The correct policy would be to expand health savings accounts for younger cohorts, means‐​test Medicare eligibility and restructure Medicare benefits as annual lump‐​sum grants to those eligible.

These reforms should be introduced gradually. Nobody’s recommending throwing today’s retirees off Medicare’s rolls.

Unfortunately, negotiations to achieve a “grand bargain” on the nation’s debt limit — including significant Medicare reforms — fell through. The political reality is that successfully concluding a large deal that sensibly reverses the health care policies we’ve inherited will most likely require a considerable commitment to resist attempts at government expansion via tax increases.

Some suggest that means‐​testing Medicare is like imposing a tax on better‐​off Americans, so why not just raise their taxes?
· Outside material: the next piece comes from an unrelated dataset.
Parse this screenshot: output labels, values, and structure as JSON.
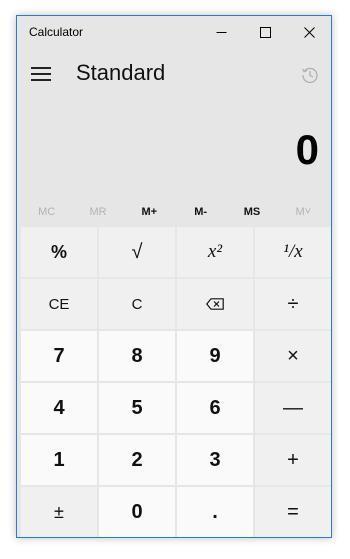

But resolving Medicare’s fiscal imbalance by increasing taxes would only increase the distorting redirection of the economy’s resources toward the health care sector.

Imposing a tax on better‐​off Americans by means‐​testing Medicare and restructuring benefits as annual lump‐​sum grants would be more effective in bending the health care spending trajectory downward — by making health care consumers more responsive to market prices and increasing their demand for signals of provider quality.

The 2010 election signaled that voters want less government and lower taxes. A large deal including Medicare means‐​testing would be the right way to deliver what they desire. It would also begin to restore balance to the federal budget.